2018 biography by Bhanumathi Narasimhan

Gurudev: On the Plateau of the Peak is a biography of Ravi Shankar, a spiritual leader and founder of The Art of Living Foundation. The author of the book is his sister Bhanumathi Narasimhan.

==Overview==
Gurudev: On the Plateau of the Peak is about the life of Sri Sri Ravi Shankar from his childhood days to the days spent by him in the company of saints as a teenager, from being a young meditation teacher to a revered spiritual master.

The book begins with the story of the historic peace negotiations with the FARC in Havana, Cuba resulting in the FARC's new vision of non-violence. Tracing back to the beginning, the book jumps to Sri Sri Ravi Shankar's birth and tells about his childhood's incidents and also describes how his decision to take sanyas was received by his family.
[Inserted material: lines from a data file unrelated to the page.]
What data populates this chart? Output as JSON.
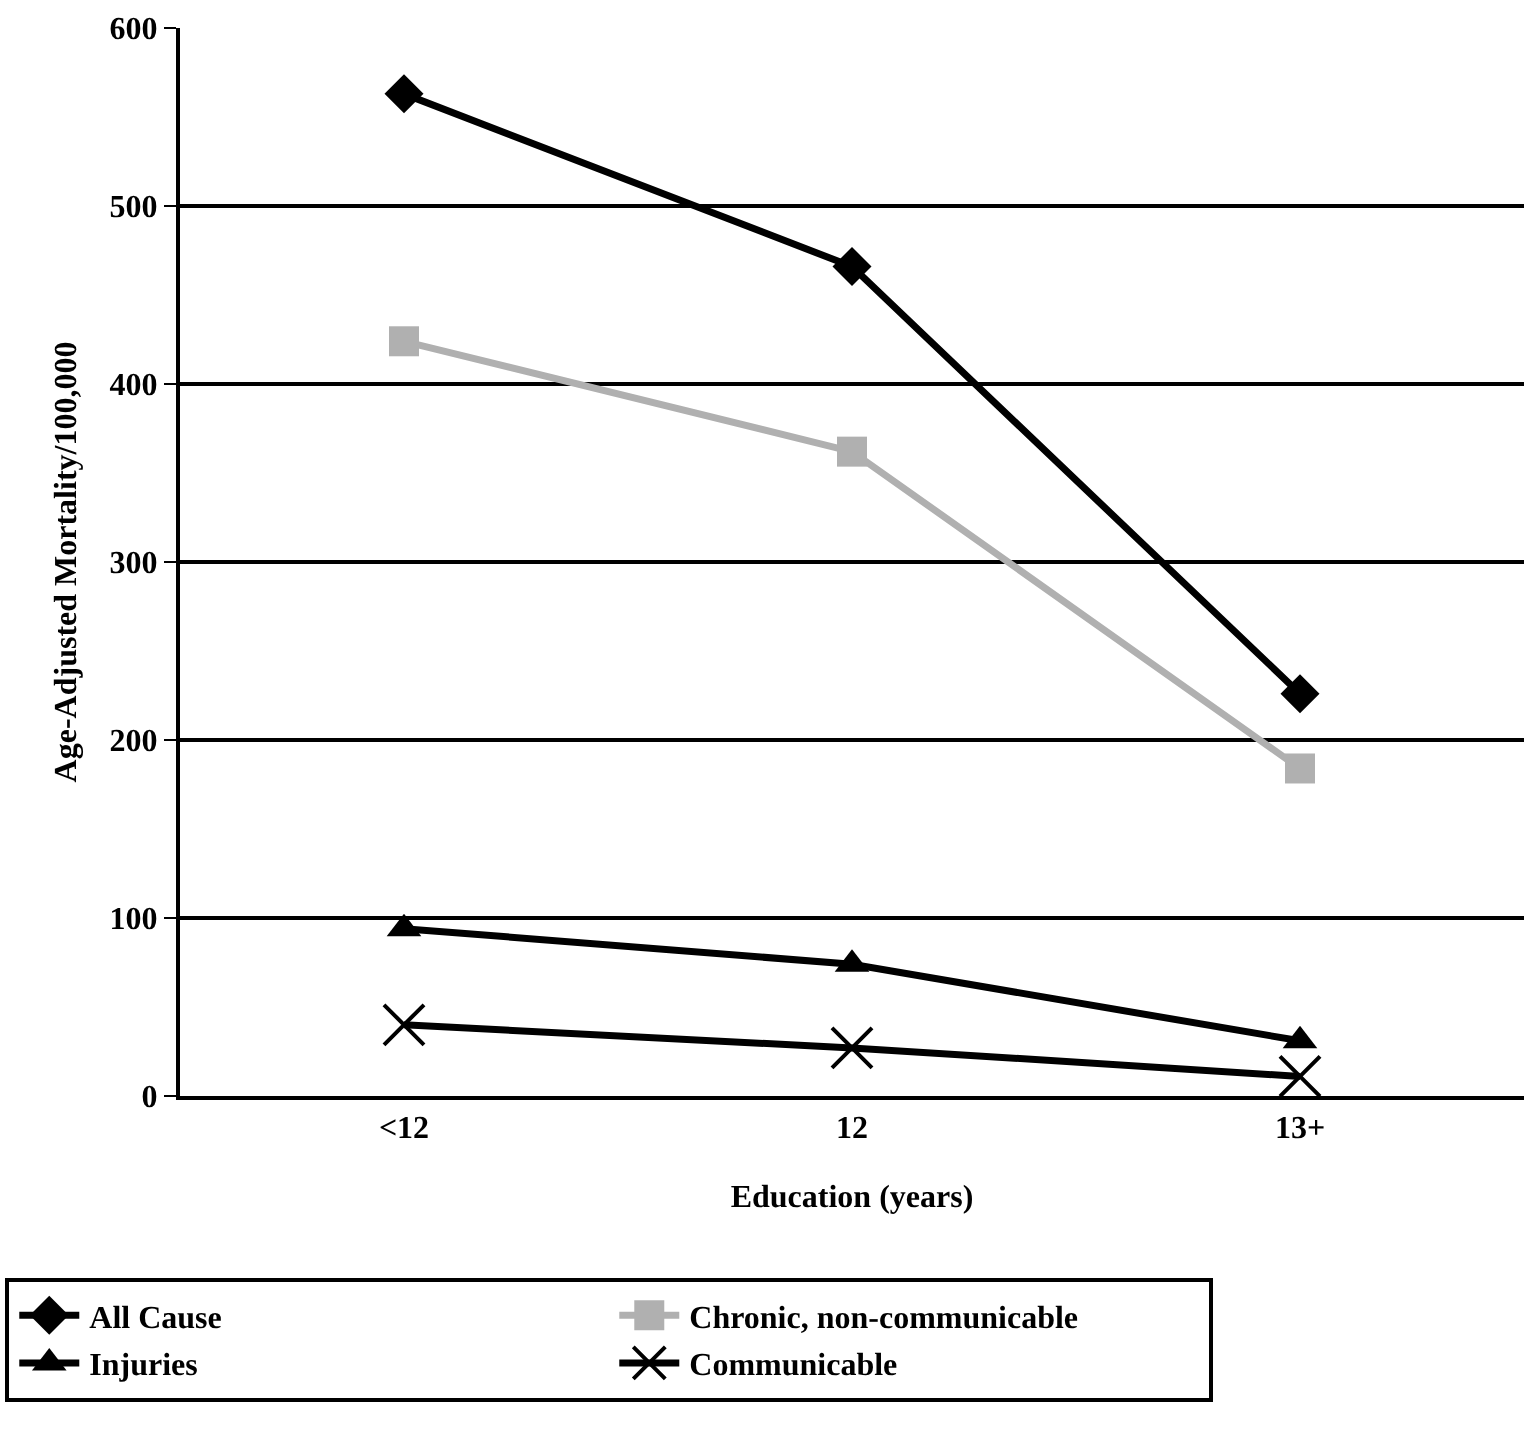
{
  "chart_data": {
    "type": "line",
    "xlabel": "Education (years)",
    "ylabel": "Age-Adjusted Mortality/100,000",
    "categories": [
      "<12",
      "12",
      "13+"
    ],
    "ylim": [
      0,
      600
    ],
    "yticks": [
      0,
      100,
      200,
      300,
      400,
      500,
      600
    ],
    "grid": "y",
    "legend": "bottom",
    "line_style": "solid",
    "series": [
      {
        "name": "All Cause",
        "color": "#000000",
        "marker": "diamond",
        "values": [
          563,
          466,
          226
        ]
      },
      {
        "name": "Chronic, non-communicable",
        "color": "#b0b0b0",
        "marker": "square",
        "values": [
          424,
          362,
          184
        ]
      },
      {
        "name": "Injuries",
        "color": "#000000",
        "marker": "triangle",
        "values": [
          94,
          74,
          31
        ]
      },
      {
        "name": "Communicable",
        "color": "#000000",
        "marker": "cross",
        "values": [
          40,
          27,
          11
        ]
      }
    ]
  }
}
His decision to start on his own, the creation of Sudarshan Kriya, his transformative art of breathing, his early teaching days, the beginning of The Art of Living ashram, his travels to various countries teaching The Art of Living programs to people from diverse walks of life, his choice to venture into the red zone in Iraq and the no-man's land in Sri Lanka to bring trauma relief, the promotion of yoga and meditation as a universal solution for healing and physical and mental peace, the World Cultural Festival where he brought together close to 3.5 million people in New Delhi, India in March 2016 to celebrate human values – the book shares anecdotes and insights associated with his life choices as a spiritual master and humanitarian.

==Editions==
The book has been published in English (ISBN 9789386850577) in 2018 by Westland Publications. It has been translated into Hindi (ISBN 9789387578449), Tamil (ISBN 9789387578302), Bulgarian (ISBN 9789547339675), Lithuanian (ISBN 9786099507248), Marathi (ISBN 9789387894082), Bengali (ISBN 9789387894099), Kannada (ISBN 9789387578845), Spanish (ISBN 9789874177063), Portuguese (ISBN 9788561634209), Chinese (ISBN 9789671687109) and Bahasa (ISBN 9789386850577).

==Author==

Bhanumathi Narasimhan was born in Papanasam, Tamil Nadu.